Behind the Scenes: Juliet Palmer’s Sweat

Sweat takes place in a contemporary sweatshop, the multilingual libretto conveying the global nature of the garment industry. Departing radically from traditional opera, this piece sheds the orchestra and focuses on the musical and sonic potential of the human voice in counterpoint to the sound world of the sweatshop.

Here are some thoughts from Juliet on her inspiration for this piece:

During my childhood my mother sewed my clothes, keeping me at the forefront of seventies fashion with nifty vinyl jackets, peasant blouses, and trouser suits with matching hats. Most mothers sewed back then, since ready-to-wear clothing was beyond the budget of a family of seven. My mother was especially proud of her sewing lineage: my great-grandmother had been a professional tailor in the tiny town of Takaka in New Zealand. Not only did she earn a living making clothes, but she created the costumes and the choreography for the local musical extravaganzas. She liked to point out how all that treadling — and all that dancing — kept her legs in such beautiful shape. But when she died in her late eighties, her sewing machine was discarded and my family drifted toward cheap factory-made clothing.

Now my clothes are made by workers I will never meet. Chances are they are women who live very different lives from mine. I will never hear the stories of how these women came to work alongside thousands of others sewing shirts, jackets, skirts and pants. Those stories may end in death — as they did in Bangladesh in three separate tragedies involving hundreds of women in the last year alone. Risking their lives to sew something as banal as T-shirts underlines the distance between my life and theirs.

In our earlier work Stitch, librettist Anna Chatterton and I encountered a powerful reaction to a workshop exercise in which audience members read aloud each other's clothing labels. People wanted to know more about these unseen and unheard workers, to bridge the distance between “them” and “us”. Our new work Sweat seeks to bring the audience into the heart of a contemporary sweatshop. What do these workers dream of, sewing sleeves all day? Was life better in the village left behind? What choice did they make? Confronting the ethical conundrums of the garment trade, the work offers a window into the lives of the workers who clothe us and the high-flying designers whose fantasies feed the fashion industry.

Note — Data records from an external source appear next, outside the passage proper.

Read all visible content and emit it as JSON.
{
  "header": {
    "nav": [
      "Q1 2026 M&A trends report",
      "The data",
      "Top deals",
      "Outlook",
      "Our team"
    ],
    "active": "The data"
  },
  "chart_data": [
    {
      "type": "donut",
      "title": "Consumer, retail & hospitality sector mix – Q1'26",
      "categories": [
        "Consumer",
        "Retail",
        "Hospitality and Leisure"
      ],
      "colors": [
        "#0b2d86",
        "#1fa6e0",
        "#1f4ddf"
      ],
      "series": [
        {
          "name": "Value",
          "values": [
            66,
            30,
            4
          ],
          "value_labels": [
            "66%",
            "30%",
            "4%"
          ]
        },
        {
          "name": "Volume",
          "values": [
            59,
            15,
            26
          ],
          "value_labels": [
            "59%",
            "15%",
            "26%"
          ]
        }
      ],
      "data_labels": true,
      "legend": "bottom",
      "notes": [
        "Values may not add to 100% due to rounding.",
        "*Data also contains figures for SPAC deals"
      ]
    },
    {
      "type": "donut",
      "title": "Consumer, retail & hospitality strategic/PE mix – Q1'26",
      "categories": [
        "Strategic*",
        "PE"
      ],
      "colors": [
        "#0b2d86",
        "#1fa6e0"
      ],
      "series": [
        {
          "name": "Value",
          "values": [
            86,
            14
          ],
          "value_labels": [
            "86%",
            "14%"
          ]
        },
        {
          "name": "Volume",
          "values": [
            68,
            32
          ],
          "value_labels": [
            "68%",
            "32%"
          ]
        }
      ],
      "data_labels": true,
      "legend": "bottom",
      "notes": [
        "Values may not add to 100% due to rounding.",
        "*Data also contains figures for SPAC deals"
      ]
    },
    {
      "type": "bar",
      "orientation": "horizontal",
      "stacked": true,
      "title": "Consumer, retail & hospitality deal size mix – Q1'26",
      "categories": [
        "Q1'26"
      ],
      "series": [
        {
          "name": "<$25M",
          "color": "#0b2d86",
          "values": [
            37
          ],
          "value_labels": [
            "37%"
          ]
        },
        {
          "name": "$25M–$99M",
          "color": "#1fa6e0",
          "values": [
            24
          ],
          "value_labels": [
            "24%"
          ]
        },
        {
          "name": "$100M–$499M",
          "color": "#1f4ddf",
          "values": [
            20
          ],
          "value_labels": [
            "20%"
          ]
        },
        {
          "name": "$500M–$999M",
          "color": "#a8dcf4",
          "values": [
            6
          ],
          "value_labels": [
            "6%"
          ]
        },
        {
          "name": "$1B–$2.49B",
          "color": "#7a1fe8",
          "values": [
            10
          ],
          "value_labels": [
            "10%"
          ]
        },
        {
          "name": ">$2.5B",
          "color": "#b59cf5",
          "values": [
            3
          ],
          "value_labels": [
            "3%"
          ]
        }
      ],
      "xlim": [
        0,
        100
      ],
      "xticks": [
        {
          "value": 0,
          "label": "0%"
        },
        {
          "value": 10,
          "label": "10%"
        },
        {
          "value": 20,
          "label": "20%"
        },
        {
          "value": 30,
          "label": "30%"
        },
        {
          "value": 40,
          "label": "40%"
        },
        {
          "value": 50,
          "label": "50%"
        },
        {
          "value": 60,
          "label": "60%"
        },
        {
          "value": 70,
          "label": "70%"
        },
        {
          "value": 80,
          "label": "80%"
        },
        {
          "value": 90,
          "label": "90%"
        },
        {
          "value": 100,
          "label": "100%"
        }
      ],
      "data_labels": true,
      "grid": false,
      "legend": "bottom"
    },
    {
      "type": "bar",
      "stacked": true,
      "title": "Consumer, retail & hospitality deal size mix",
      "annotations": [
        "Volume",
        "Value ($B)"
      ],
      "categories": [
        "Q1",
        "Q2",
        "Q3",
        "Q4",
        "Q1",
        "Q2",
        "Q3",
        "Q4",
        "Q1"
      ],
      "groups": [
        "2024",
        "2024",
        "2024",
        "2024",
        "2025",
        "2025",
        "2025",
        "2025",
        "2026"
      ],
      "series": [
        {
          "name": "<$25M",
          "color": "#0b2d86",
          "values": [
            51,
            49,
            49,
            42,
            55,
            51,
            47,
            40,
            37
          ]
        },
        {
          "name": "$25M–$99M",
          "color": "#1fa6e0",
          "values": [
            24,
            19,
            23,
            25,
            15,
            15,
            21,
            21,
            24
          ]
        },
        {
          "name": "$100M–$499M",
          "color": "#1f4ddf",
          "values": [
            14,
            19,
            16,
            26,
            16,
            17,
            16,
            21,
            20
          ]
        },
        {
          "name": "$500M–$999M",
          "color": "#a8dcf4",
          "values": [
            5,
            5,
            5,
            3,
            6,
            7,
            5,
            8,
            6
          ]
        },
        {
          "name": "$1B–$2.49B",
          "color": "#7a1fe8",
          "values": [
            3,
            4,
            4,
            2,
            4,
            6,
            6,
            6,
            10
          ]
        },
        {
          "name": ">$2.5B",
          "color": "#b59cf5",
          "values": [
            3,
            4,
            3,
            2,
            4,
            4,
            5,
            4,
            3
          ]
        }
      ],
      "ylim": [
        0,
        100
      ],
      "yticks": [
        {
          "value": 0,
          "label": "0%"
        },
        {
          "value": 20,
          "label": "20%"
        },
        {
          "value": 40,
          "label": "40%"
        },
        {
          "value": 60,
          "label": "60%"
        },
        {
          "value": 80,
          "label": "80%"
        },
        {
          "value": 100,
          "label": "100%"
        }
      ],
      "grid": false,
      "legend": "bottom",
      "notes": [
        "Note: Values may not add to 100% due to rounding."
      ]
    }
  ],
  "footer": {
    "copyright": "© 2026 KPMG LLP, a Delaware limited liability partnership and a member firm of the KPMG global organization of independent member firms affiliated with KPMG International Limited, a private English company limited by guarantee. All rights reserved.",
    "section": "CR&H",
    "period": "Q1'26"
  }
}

Scored for chorus and seven soloists, Sweat shifts between the intimacy of co-workers and the anonymity of the factory floor, contrasting the inhuman rhythms of mechanized labour with the power of the collective voice. Multilingual sections incorporate the languages and cultures of each production's cast. In Cantonese, English, Tamil and Hungarian, the singers create a web of sound which spans continents and histories.

Without an orchestra the vocal soundscape is vulnerable yet powerful in its intimacy and simplicity. In counterpoint to the voice (solo and in ensemble) is the soundworld of the sweatshop. The flow of time in the factory is controlled by bells, sirens and whistles — in Sweat these elements become another layer of musical and sonic expression. The twelve singers in Sweat draw us into a unique operatic journey whose story is timelier than ever.

Previous operas Soundstreams has assisted with the development and presentation of include Tomson Highway’s Pimooteewin: The Journey, The Children’s Crusade by R. Murray Schafer, and Brian Current’s Airline Icarus (which will be presented in June 2014).